Northern Ireland's First Minister Peter Robinson tonight demanded changes to Richard Haass' proposals to deal with contentious flags, parades and the country's troubled past.
As all sides in Belfast prepared for new rounds of intensive discussions before final recommendations are presented by Christmas, the Democratic Unionist Party (DUP) leader said he could not agree to any of the papers on the talks table and claimed matters seemed to be moving backwards on flags.
"Nobody is throwing the towel in at this stage. We are just saying that there is not a set of proposals that we can support, agree to or recommend," he said.
Mr Haass, a former US diplomat, is in London today to meet Northern Ireland Secretary Theresa Villiers ahead of further five-party talks later this week.
But it was clear Mr Robinson, who represents Northern Ireland's largest party, was unhappy with proposals before the parties.
"There are some things that are totally unacceptable and we would be outraged if we really believed that Dr Haass was serious in believing that that was going to be an outcome," he said.
"I suspect that Dr Haass, like everybody else, is hearing views from a wide range of people and putting some of their comments within the papers to allow people to react, well, he is going to get a reaction."
He said some of the experienced foreign policy expert's suggestions were still unacceptable to the DUP and very considerable work had still to be done to mend the "inadequacies".

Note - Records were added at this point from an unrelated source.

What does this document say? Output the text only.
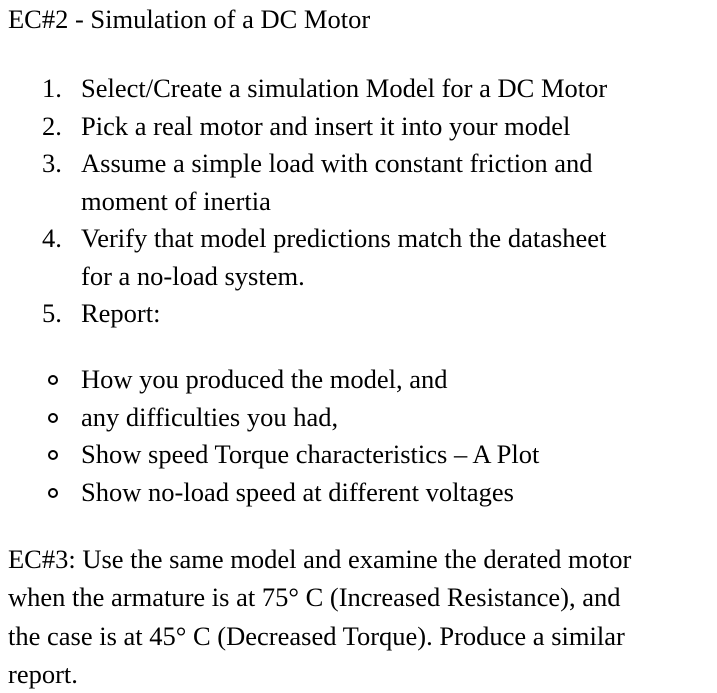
EC#2 - Simulation of a DC Motor
1. Select/Create a simulation Model for a DC Motor
2. Pick a real motor and insert it into your model
3. Assume a simple load with constant friction and
moment of inertia
4. Verify that model predictions match the datasheet
for a no-load system.
5. Report:
How you produced the model, and
any difficulties you had,
Show speed Torque characteristics – A Plot
Show no-load speed at different voltages

EC#3: Use the same model and examine the derated motor
when the armature is at 75° C (Increased Resistance), and
the case is at 45° C (Decreased Torque). Produce a similar
report.
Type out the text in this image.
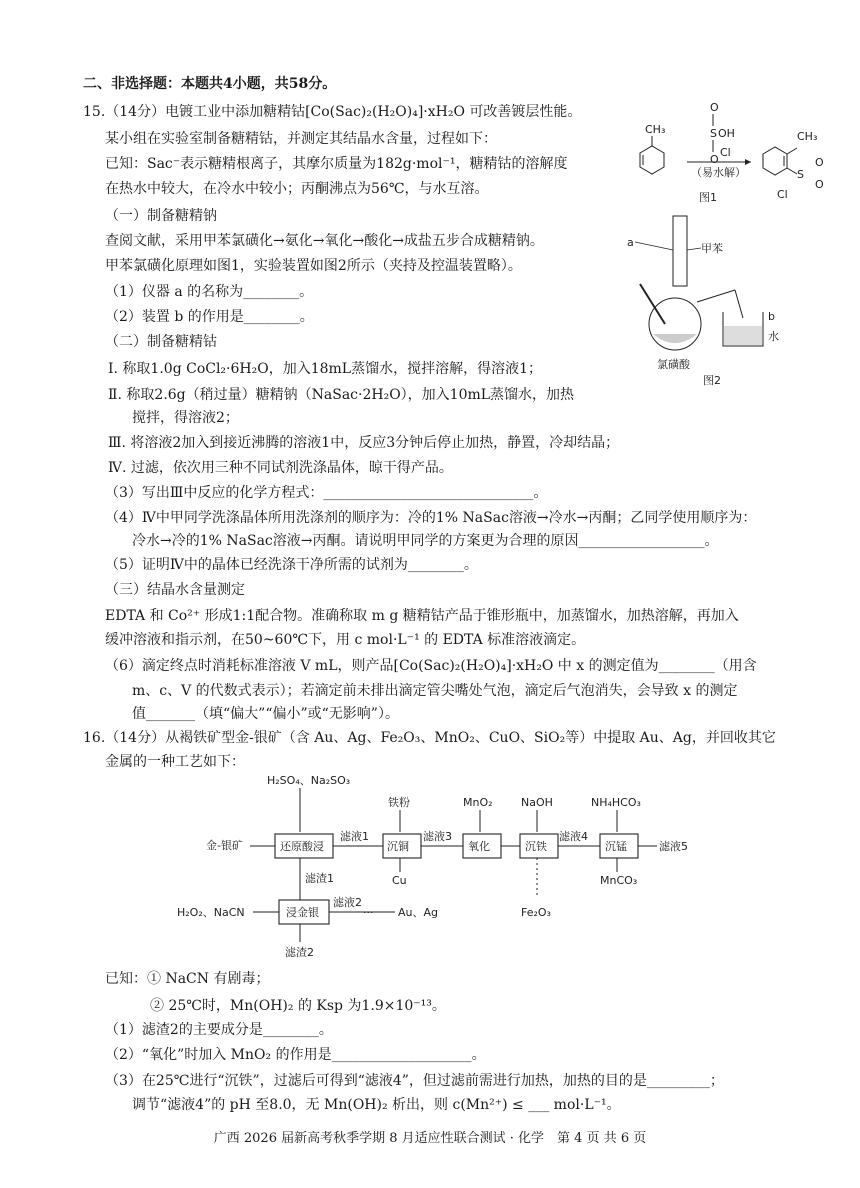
二、非选择题：本题共4小题，共58分。
15.（14分）电镀工业中添加糖精钴[Co(Sac)₂(H₂O)₄]·xH₂O 可改善镀层性能。
某小组在实验室制备糖精钴，并测定其结晶水含量，过程如下：
已知：Sac⁻表示糖精根离子，其摩尔质量为182g·mol⁻¹，糖精钴的溶解度
在热水中较大，在冷水中较小；丙酮沸点为56℃，与水互溶。
（一）制备糖精钠
查阅文献，采用甲苯氯磺化→氨化→氧化→酸化→成盐五步合成糖精钠。
甲苯氯磺化原理如图1，实验装置如图2所示（夹持及控温装置略）。
（1）仪器 a 的名称为________。
（2）装置 b 的作用是________。
（二）制备糖精钴
Ⅰ. 称取1.0g CoCl₂·6H₂O，加入18mL蒸馏水，搅拌溶解，得溶液1；
Ⅱ. 称取2.6g（稍过量）糖精钠（NaSac·2H₂O），加入10mL蒸馏水，加热
搅拌，得溶液2；
Ⅲ. 将溶液2加入到接近沸腾的溶液1中，反应3分钟后停止加热，静置，冷却结晶；
Ⅳ. 过滤，依次用三种不同试剂洗涤晶体，晾干得产品。
（3）写出Ⅲ中反应的化学方程式：______________________________。
（4）Ⅳ中甲同学洗涤晶体所用洗涤剂的顺序为：冷的1% NaSac溶液→冷水→丙酮；乙同学使用顺序为：
冷水→冷的1% NaSac溶液→丙酮。请说明甲同学的方案更为合理的原因__________________。
（5）证明Ⅳ中的晶体已经洗涤干净所需的试剂为________。
（三）结晶水含量测定
EDTA 和 Co²⁺ 形成1:1配合物。准确称取 m g 糖精钴产品于锥形瓶中，加蒸馏水，加热溶解，再加入
缓冲溶液和指示剂，在50~60℃下，用 c mol·L⁻¹ 的 EDTA 标准溶液滴定。
（6）滴定终点时消耗标准溶液 V mL，则产品[Co(Sac)₂(H₂O)₄]·xH₂O 中 x 的测定值为________（用含
m、c、V 的代数式表示）；若滴定前未排出滴定管尖嘴处气泡，滴定后气泡消失，会导致 x 的测定
值_______（填“偏大”“偏小”或“无影响”）。
CH₃
O
S OH
O
Cl
（易水解）
CH₃
S
O
O
Cl
图1
a	甲苯
b
水
氯磺酸
图2
16.（14分）从褐铁矿型金-银矿（含 Au、Ag、Fe₂O₃、MnO₂、CuO、SiO₂等）中提取 Au、Ag，并回收其它
金属的一种工艺如下：
H₂SO₄、Na₂SO₃
金-银矿	还原酸浸
滤液1
铁粉
沉铜
Cu
滤液3
MnO₂
氧化
NaOH
沉铁
Fe₂O₃
滤液4
NH₄HCO₃
沉锰
MnCO₃
滤液5
滤渣1
H₂O₂、NaCN	浸金银
滤液2
··· Au、Ag
滤渣2
已知：① NaCN 有剧毒；
② 25℃时，Mn(OH)₂ 的 Ksp 为1.9×10⁻¹³。
（1）滤渣2的主要成分是________。
（2）“氧化”时加入 MnO₂ 的作用是____________________。
（3）在25℃进行“沉铁”，过滤后可得到“滤液4”，但过滤前需进行加热，加热的目的是_________；
调节“滤液4”的 pH 至8.0，无 Mn(OH)₂ 析出，则 c(Mn²⁺) ≤ ___ mol·L⁻¹。
广西 2026 届新高考秋季学期 8 月适应性联合测试 · 化学　第 4 页 共 6 页
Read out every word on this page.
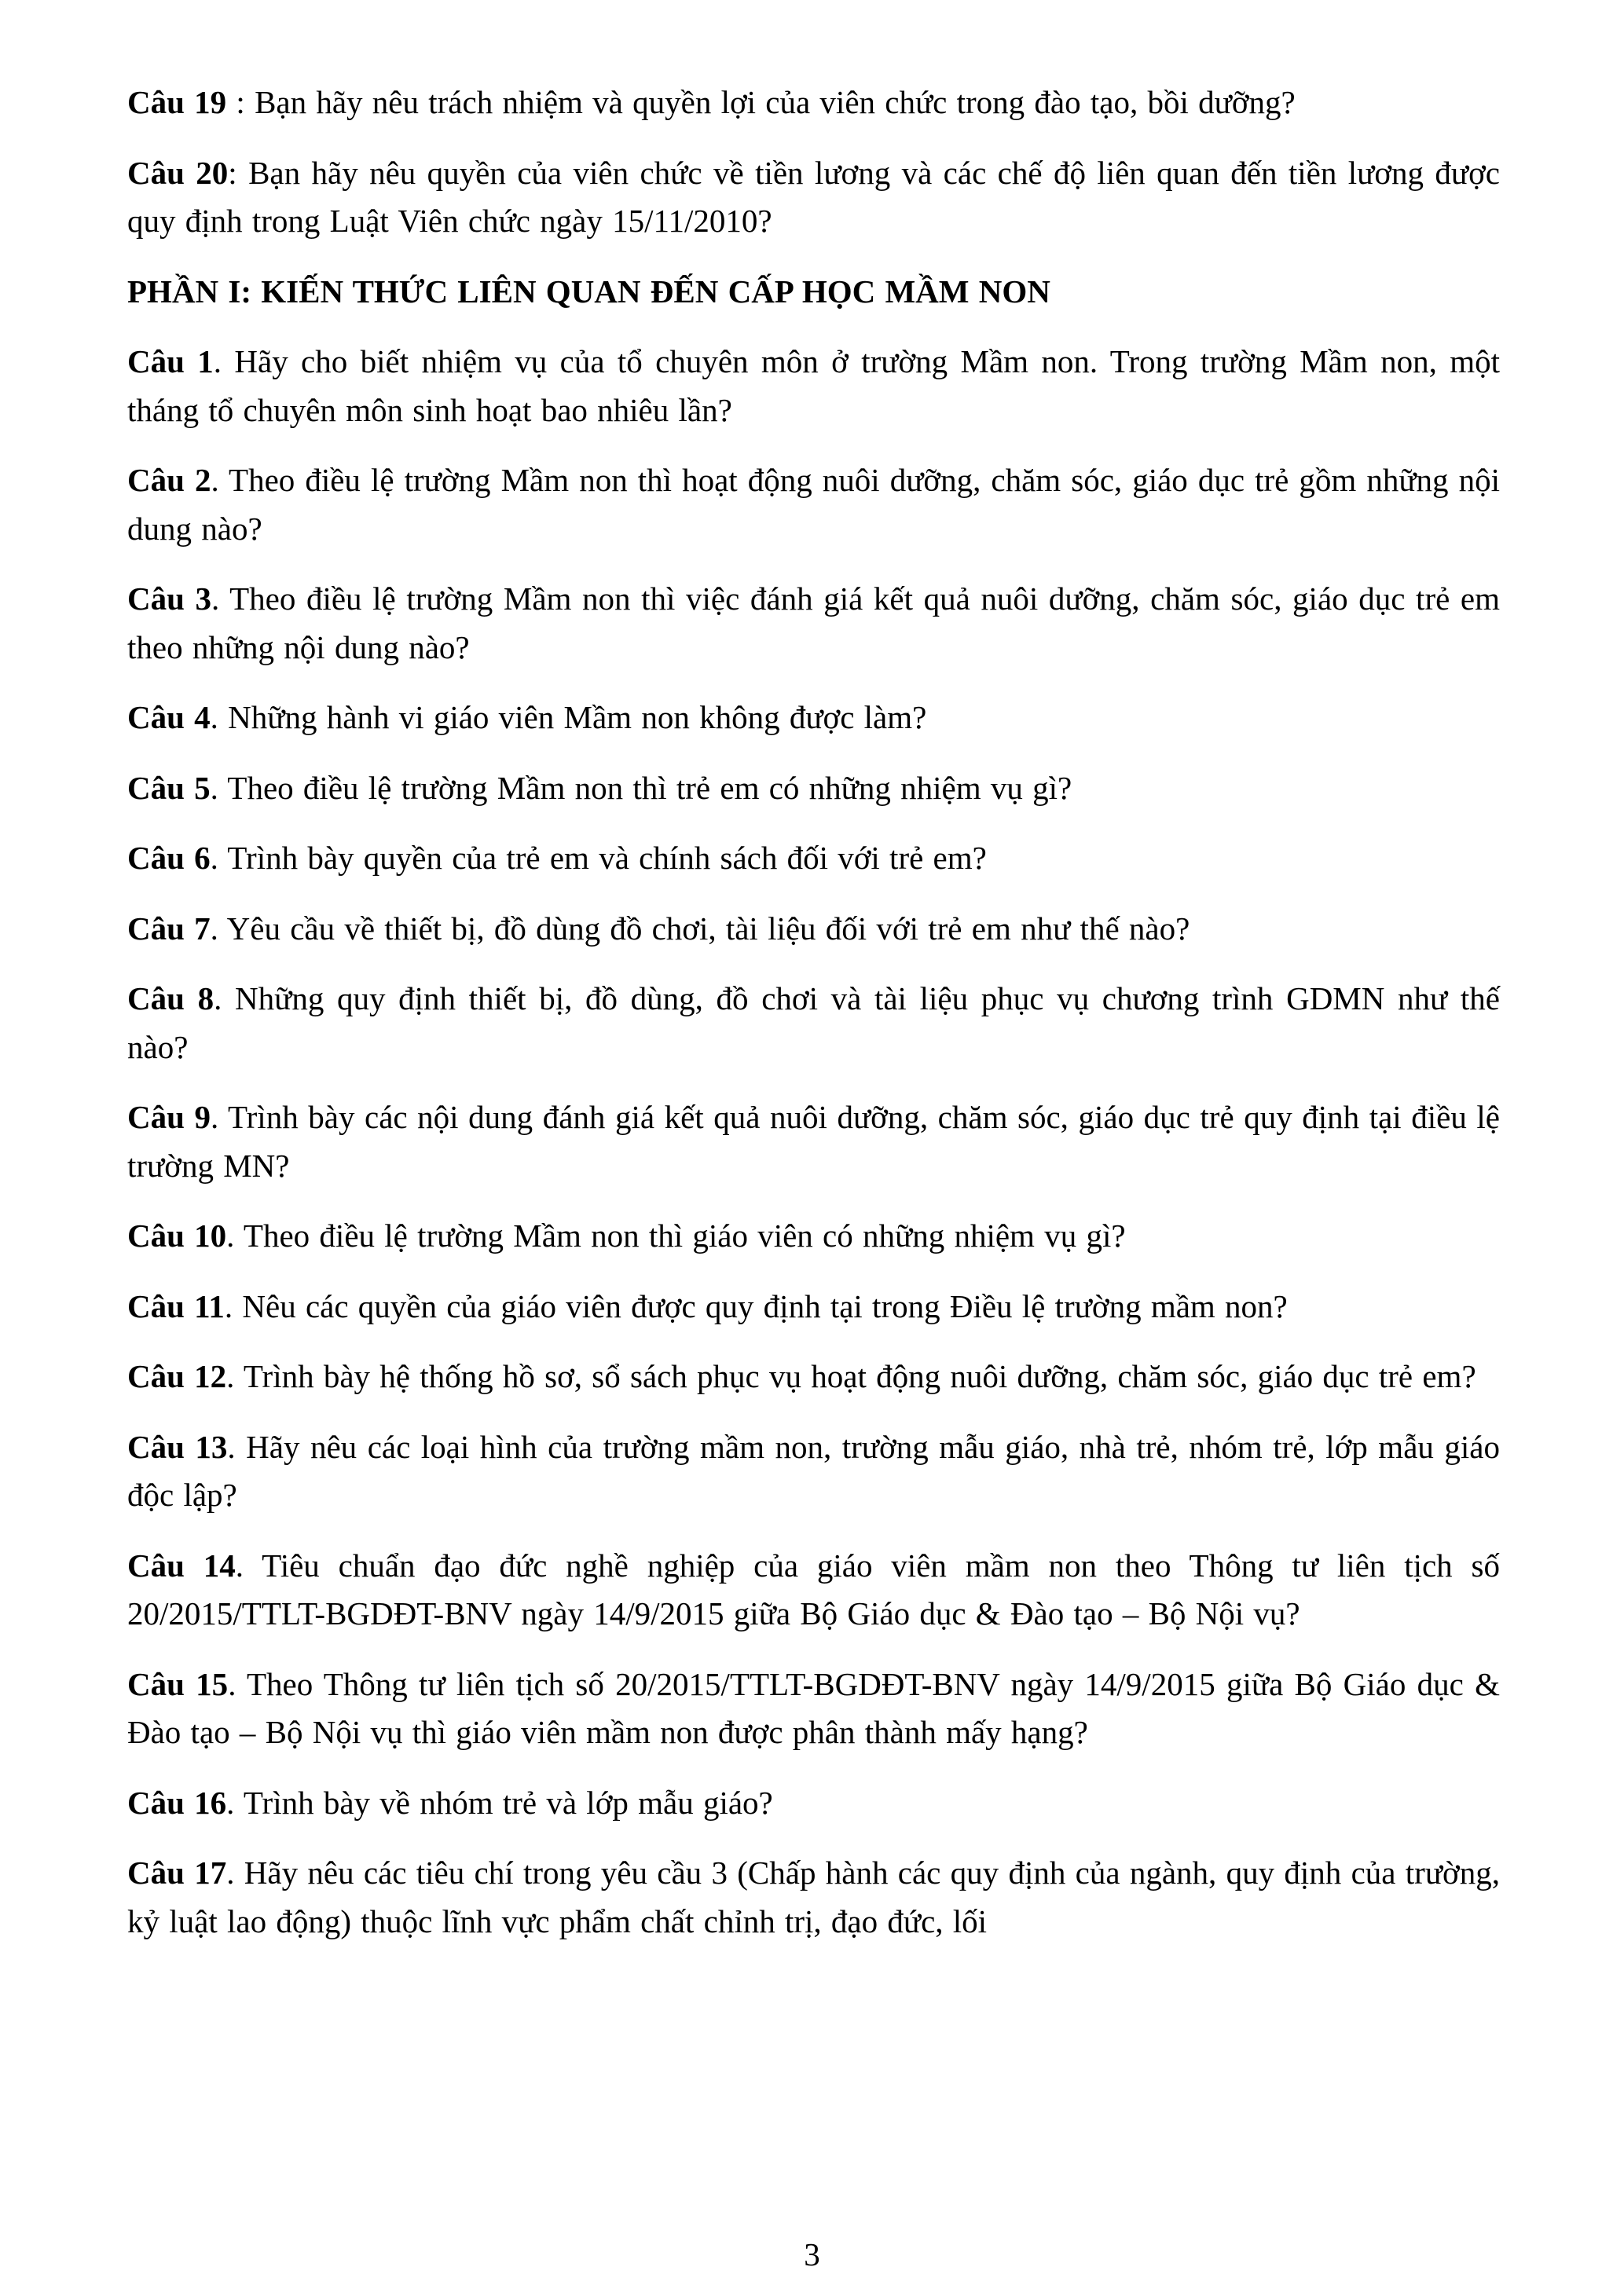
Câu 19 : Bạn hãy nêu trách nhiệm và quyền lợi của viên chức trong đào tạo, bồi dưỡng?

Câu 20: Bạn hãy nêu quyền của viên chức về tiền lương và các chế độ liên quan đến tiền lương được quy định trong Luật Viên chức ngày 15/11/2010?

PHẦN I: KIẾN THỨC LIÊN QUAN ĐẾN CẤP HỌC MẦM NON

Câu 1. Hãy cho biết nhiệm vụ của tổ chuyên môn ở trường Mầm non. Trong trường Mầm non, một tháng tổ chuyên môn sinh hoạt bao nhiêu lần?

Câu 2. Theo điều lệ trường Mầm non thì hoạt động nuôi dưỡng, chăm sóc, giáo dục trẻ gồm những nội dung nào?

Câu 3. Theo điều lệ trường Mầm non thì việc đánh giá kết quả nuôi dưỡng, chăm sóc, giáo dục trẻ em theo những nội dung nào?

Câu 4. Những hành vi giáo viên Mầm non không được làm?

Câu 5. Theo điều lệ trường Mầm non thì trẻ em có những nhiệm vụ gì?

Câu 6. Trình bày quyền của trẻ em và chính sách đối với trẻ em?

Câu 7. Yêu cầu về thiết bị, đồ dùng đồ chơi, tài liệu đối với trẻ em như thế nào?

Câu 8. Những quy định thiết bị, đồ dùng, đồ chơi và tài liệu phục vụ chương trình GDMN như thế nào?

Câu 9. Trình bày các nội dung đánh giá kết quả nuôi dưỡng, chăm sóc, giáo dục trẻ quy định tại điều lệ trường MN?

Câu 10. Theo điều lệ trường Mầm non thì giáo viên có những nhiệm vụ gì?

Câu 11. Nêu các quyền của giáo viên được quy định tại trong Điều lệ trường mầm non?

Câu 12. Trình bày hệ thống hồ sơ, sổ sách phục vụ hoạt động nuôi dưỡng, chăm sóc, giáo dục trẻ em?

Câu 13. Hãy nêu các loại hình của trường mầm non, trường mẫu giáo, nhà trẻ, nhóm trẻ, lớp mẫu giáo độc lập?

Câu 14. Tiêu chuẩn đạo đức nghề nghiệp của giáo viên mầm non theo Thông tư liên tịch số 20/2015/TTLT-BGDĐT-BNV ngày 14/9/2015 giữa Bộ Giáo dục & Đào tạo – Bộ Nội vụ?

Câu 15. Theo Thông tư liên tịch số 20/2015/TTLT-BGDĐT-BNV ngày 14/9/2015 giữa Bộ Giáo dục & Đào tạo – Bộ Nội vụ thì giáo viên mầm non được phân thành mấy hạng?

Câu 16. Trình bày về nhóm trẻ và lớp mẫu giáo?

Câu 17. Hãy nêu các tiêu chí trong yêu cầu 3 (Chấp hành các quy định của ngành, quy định của trường, kỷ luật lao động) thuộc lĩnh vực phẩm chất chỉnh trị, đạo đức, lối

3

Parades by members of the loyal orders and republicans, the flying of flags and the legacy of the region's 30-year conflict are issues which were not resolved by the peace process or the 1998 Good Friday Agreement, which largely ended violence responsible for more than 3,000 deaths.
Mr Haass, a former envoy to Northern Ireland during the Bush administration, has spent weeks in discussions in Belfast, London and Dublin after he was enlisted to submit recommendations to the ministerial Executive at Stormont.
The five party Executive, while a coalition, is dominated by the DUP and Sinn Fein. The Ulster Unionists, nationalist SDLP and centrist Alliance Party make up the other governing partners.
The Executive is resolute that an upsurge in recent dissident republican violence will not shake it but has made few key decisions in recent months following a loyalist summer marching season pockmarked by violence and amid unionist concern that senior Sinn Fein MLAs have glorified the past deeds of the IRA, combined with sharp differences over whether the guilty should be brought to justice for Troubles crimes.
Loyalists have fought sporadic but fierce pitched battles with police over truncated marches and during protests against the decision to restrict the flying of the Union flag from Belfast City Hall a year ago.
Mr Robinson did not disclose details of the negotiations but claimed they had gone backwards on flags. He said hopes for progress on all issues remained.
"If I though that was the final paper there would be steam coming out of my ears," he added.
"But it is not the final paper and we still have work to do and we are up to doing that work."
Sinn Fein Deputy First Minister Martin McGuinness took to Twitter.
"Let's prevent the paint lifting off the wall. The more excitable amongst us should cool their jets," he said.